Leo Klarner
PhD Student in AI for Drug Discovery at the University of Oxford
leo.klarner [at] stats.ox.ac.uk
I’m a final-year PhD student in the Oxford Protein Informatics (OPIG) and CompStats & Machine Learning (OxCSML) groups. My research focuses on developing more robust and data-efficient generative models for applications in early-stage drug discovery and protein design. Specifically, I’m working on improving out-of-distribution generalisation (ICML 2023, ICML 2024) and generative modelling under domain-informed constraints (TMLR, 2023, NeurIPS 2023).
This work requires familiarity with both modern deep learning and the realities of practical drug discovery, which I have been fortunate to pick up from my supervisors Yee Whye Teh (Oxford/DeepMind), Charlotte Deane (Oxford) and Garrett Morris (Oxford), as well as Torsten Schindler and Michael Reutlinger (Roche). My work is funded by a Clarendon Scholarship (Oxford’s flagship academic merit scholarship for graduate students) and additional partnership awards from Brasenose College, Oxford and Roche.
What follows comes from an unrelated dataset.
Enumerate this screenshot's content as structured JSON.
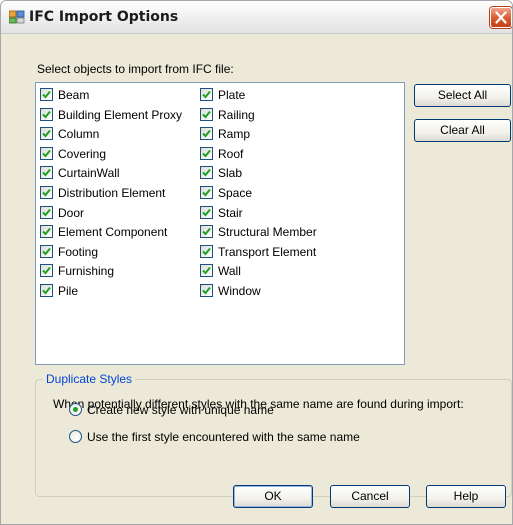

I feel strongly about understanding the data I work with and have spent many weeks in ChEMBL, PubChem and the PDB. I am also interested in curating more realistic datasets and benchmarks (ICML 2023, AI for Chemistry Best Poster Award) and am a main contributor of the open-source Gauche package (NeurIPS 2023).
Before starting my PhD, I completed a BSc. in Interdisciplinary Sciences (chemistry, biology and CS) at ETH Zürich. During this time, I had the opportunity to design and synthesise antimicrobial peptides with Prof Gisbert Schneider and engineer bacteria for targeted cancer therapy with Prof Simone Schürle-Finke.